Not a good summer for farmers
The mood among farmers at this week's Ploughing Championships will be a lot more downbeat than 12 months ago, but the outlook could have been a hell of a lot worse.
The improvement in the weather since the end of August has certainly lifted farmers' spirits.
The fact that this provided a window in which to save the harvest was an added bonus.
However, serious difficulties remain right across the various enterprises. The lift in input costs, particularly feed and fertiliser, has eroded margins and hit confidence.
In the case of cereal growers, the sharp rise in seed prices has been a further blow after a very difficult harvest.
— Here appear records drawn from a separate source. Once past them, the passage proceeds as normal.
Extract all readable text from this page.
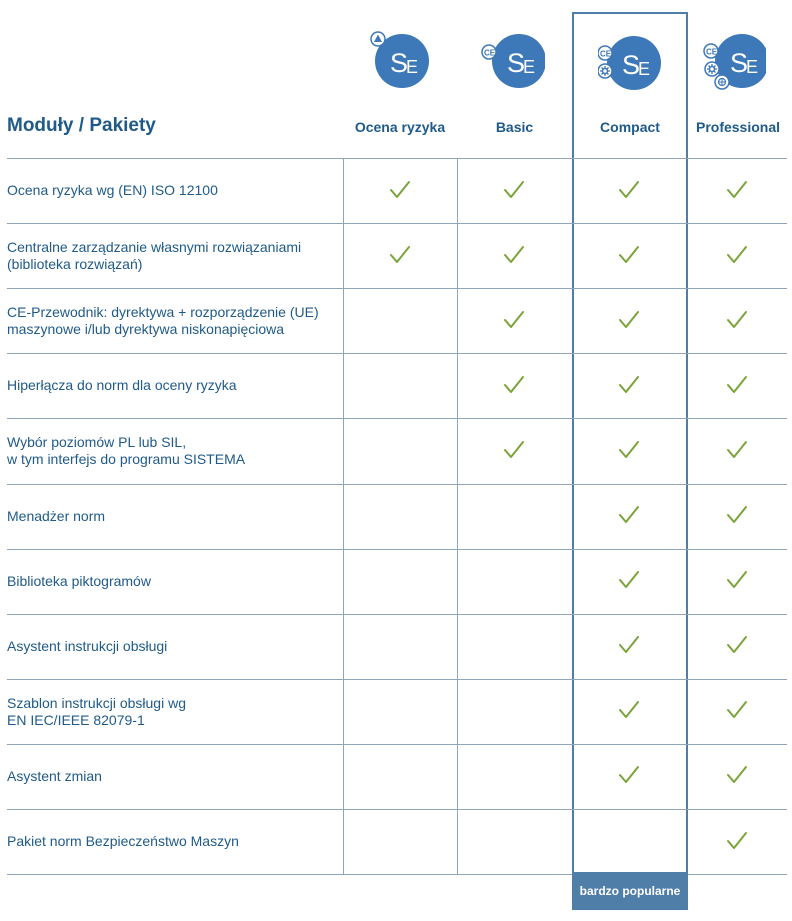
Moduły / Pakiety
S
E
Ocena ryzyka
S
E
CE
Basic
S
E
CE
Compact
S
E
CE
Professional
Ocena ryzyka wg (EN) ISO 12100
Centralne zarządzanie własnymi rozwiązaniami
(biblioteka rozwiązań)
CE-Przewodnik: dyrektywa + rozporządzenie (UE)
maszynowe i/lub dyrektywa niskonapięciowa
Hiperłącza do norm dla oceny ryzyka
Wybór poziomów PL lub SIL,
w tym interfejs do programu SISTEMA
Menadżer norm
Biblioteka piktogramów
Asystent instrukcji obsługi
Szablon instrukcji obsługi wg
EN IEC/IEEE 82079-1
Asystent zmian
Pakiet norm Bezpieczeństwo Maszyn
bardzo popularne
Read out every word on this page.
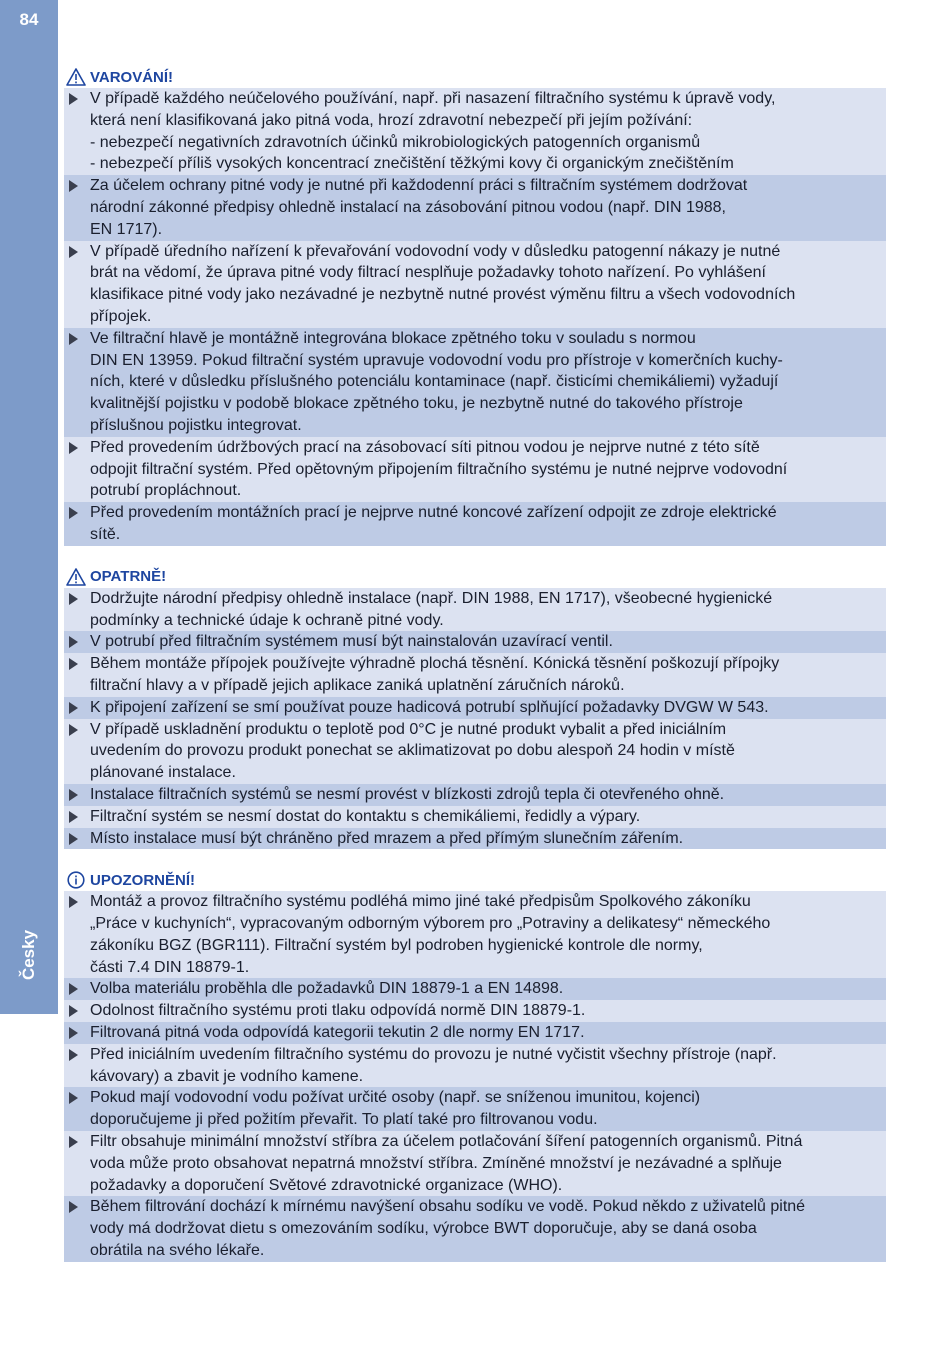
84
Česky
VAROVÁNÍ!
V případě každého neúčelového používání, např. při nasazení filtračního systému k úpravě vody,
která není klasifikovaná jako pitná voda, hrozí zdravotní nebezpečí při jejím požívání:
- nebezpečí negativních zdravotních účinků mikrobiologických patogenních organismů
- nebezpečí příliš vysokých koncentrací znečištění těžkými kovy či organickým znečištěním
Za účelem ochrany pitné vody je nutné při každodenní práci s filtračním systémem dodržovat
národní zákonné předpisy ohledně instalací na zásobování pitnou vodou (např. DIN 1988,
EN 1717).
V případě úředního nařízení k převařování vodovodní vody v důsledku patogenní nákazy je nutné
brát na vědomí, že úprava pitné vody filtrací nesplňuje požadavky tohoto nařízení. Po vyhlášení
klasifikace pitné vody jako nezávadné je nezbytně nutné provést výměnu filtru a všech vodovodních
přípojek.
Ve filtrační hlavě je montážně integrována blokace zpětného toku v souladu s normou
DIN EN 13959. Pokud filtrační systém upravuje vodovodní vodu pro přístroje v komerčních kuchy-
ních, které v důsledku příslušného potenciálu kontaminace (např. čisticími chemikáliemi) vyžadují
kvalitnější pojistku v podobě blokace zpětného toku, je nezbytně nutné do takového přístroje
příslušnou pojistku integrovat.
Před provedením údržbových prací na zásobovací síti pitnou vodou je nejprve nutné z této sítě
odpojit filtrační systém. Před opětovným připojením filtračního systému je nutné nejprve vodovodní
potrubí propláchnout.
Před provedením montážních prací je nejprve nutné koncové zařízení odpojit ze zdroje elektrické
sítě.
OPATRNĚ!
Dodržujte národní předpisy ohledně instalace (např. DIN 1988, EN 1717), všeobecné hygienické
podmínky a technické údaje k ochraně pitné vody.
V potrubí před filtračním systémem musí být nainstalován uzavírací ventil.
Během montáže přípojek používejte výhradně plochá těsnění. Kónická těsnění poškozují přípojky
filtrační hlavy a v případě jejich aplikace zaniká uplatnění záručních nároků.
K připojení zařízení se smí používat pouze hadicová potrubí splňující požadavky DVGW W 543.
V případě uskladnění produktu o teplotě pod 0°C je nutné produkt vybalit a před iniciálním
uvedením do provozu produkt ponechat se aklimatizovat po dobu alespoň 24 hodin v místě
plánované instalace.
Instalace filtračních systémů se nesmí provést v blízkosti zdrojů tepla či otevřeného ohně.
Filtrační systém se nesmí dostat do kontaktu s chemikáliemi, ředidly a výpary.
Místo instalace musí být chráněno před mrazem a před přímým slunečním zářením.
UPOZORNĚNÍ!
Montáž a provoz filtračního systému podléhá mimo jiné také předpisům Spolkového zákoníku
„Práce v kuchyních“, vypracovaným odborným výborem pro „Potraviny a delikatesy“ německého
zákoníku BGZ (BGR111). Filtrační systém byl podroben hygienické kontrole dle normy,
části 7.4 DIN 18879-1.
Volba materiálu proběhla dle požadavků DIN 18879-1 a EN 14898.
Odolnost filtračního systému proti tlaku odpovídá normě DIN 18879-1.
Filtrovaná pitná voda odpovídá kategorii tekutin 2 dle normy EN 1717.
Před iniciálním uvedením filtračního systému do provozu je nutné vyčistit všechny přístroje (např.
kávovary) a zbavit je vodního kamene.
Pokud mají vodovodní vodu požívat určité osoby (např. se sníženou imunitou, kojenci)
doporučujeme ji před požitím převařit. To platí také pro filtrovanou vodu.
Filtr obsahuje minimální množství stříbra za účelem potlačování šíření patogenních organismů. Pitná
voda může proto obsahovat nepatrná množství stříbra. Zmíněné množství je nezávadné a splňuje
požadavky a doporučení Světové zdravotnické organizace (WHO).
Během filtrování dochází k mírnému navýšení obsahu sodíku ve vodě. Pokud někdo z uživatelů pitné
vody má dodržovat dietu s omezováním sodíku, výrobce BWT doporučuje, aby se daná osoba
obrátila na svého lékaře.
While grain prices were strong this year, yields and quality were poor and many farmers are struggling to do deals on forward contracts agreed with merchants.
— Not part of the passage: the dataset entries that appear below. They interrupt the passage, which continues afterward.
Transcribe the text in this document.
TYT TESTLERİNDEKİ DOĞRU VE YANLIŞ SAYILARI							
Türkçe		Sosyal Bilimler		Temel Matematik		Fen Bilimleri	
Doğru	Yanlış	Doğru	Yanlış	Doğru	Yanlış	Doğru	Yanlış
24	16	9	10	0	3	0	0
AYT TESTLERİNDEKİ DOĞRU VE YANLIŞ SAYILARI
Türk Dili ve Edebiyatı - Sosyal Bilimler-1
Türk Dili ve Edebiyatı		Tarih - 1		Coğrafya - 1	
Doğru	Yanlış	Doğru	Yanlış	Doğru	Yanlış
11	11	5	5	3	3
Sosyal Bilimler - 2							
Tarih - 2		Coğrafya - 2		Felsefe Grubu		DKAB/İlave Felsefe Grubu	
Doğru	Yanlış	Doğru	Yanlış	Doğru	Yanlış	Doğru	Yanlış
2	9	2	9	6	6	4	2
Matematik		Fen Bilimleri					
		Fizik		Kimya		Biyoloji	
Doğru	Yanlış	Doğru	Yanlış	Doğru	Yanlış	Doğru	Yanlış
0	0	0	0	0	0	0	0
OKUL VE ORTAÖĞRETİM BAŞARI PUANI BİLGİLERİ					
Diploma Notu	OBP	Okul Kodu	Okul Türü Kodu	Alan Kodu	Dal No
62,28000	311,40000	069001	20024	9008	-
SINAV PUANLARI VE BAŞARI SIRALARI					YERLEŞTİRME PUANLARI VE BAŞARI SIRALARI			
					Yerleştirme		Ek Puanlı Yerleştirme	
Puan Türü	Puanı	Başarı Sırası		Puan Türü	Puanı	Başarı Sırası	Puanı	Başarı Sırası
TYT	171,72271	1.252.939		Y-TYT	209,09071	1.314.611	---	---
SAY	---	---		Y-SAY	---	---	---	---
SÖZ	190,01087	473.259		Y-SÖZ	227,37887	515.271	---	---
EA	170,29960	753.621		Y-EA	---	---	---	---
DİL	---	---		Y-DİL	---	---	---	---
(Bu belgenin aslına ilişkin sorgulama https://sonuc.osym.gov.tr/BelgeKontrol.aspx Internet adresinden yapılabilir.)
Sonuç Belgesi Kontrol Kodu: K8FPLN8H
Some leeway will have to be forthcoming from the trade on these contracts if farmers are to be persuaded to increase the volume of grain that is sold forward.
Similarly, there is real anger among dairy farmers that Kerry, Dairygold and Connacht Gold have failed to increase milk prices for August despite world markets becoming decidedly stronger over the last month.
In their defence, processors claim that they have product sold forward at the lower prices of earlier in the year.
As a consequence, they say they are unable to react to price changes on a monthly basis.
They also point out that they held prices through the back-end of last year.
But there is a belief among dairy farmers that processors should have moved quickly to raise milk prices, given the hammering that incomes have taken this year.
Returns from beef and sheep remain relatively strong but higher input costs and weaker factory quotes have shaken confidence here too.
There is also a fear that the meat plants will pull prices further at the first sign of a sustained lift in cattle supplies.
Figures from the CMMS would suggest that cattle numbers increase sharply next spring.
It is clear that a market for these additional stock will be needed.
The live trade to North Africa is an option, but there are hurdles to be cleared before this gets the green light -- the first of which is clearance of a boat by the Department.
It is rumoured that an announcement on an AEOS for 2012 will be made by Simon Coveney this week. This would be good news, even if AEOS is a pale shadow of the old REPS.
Good news is in short supply these days.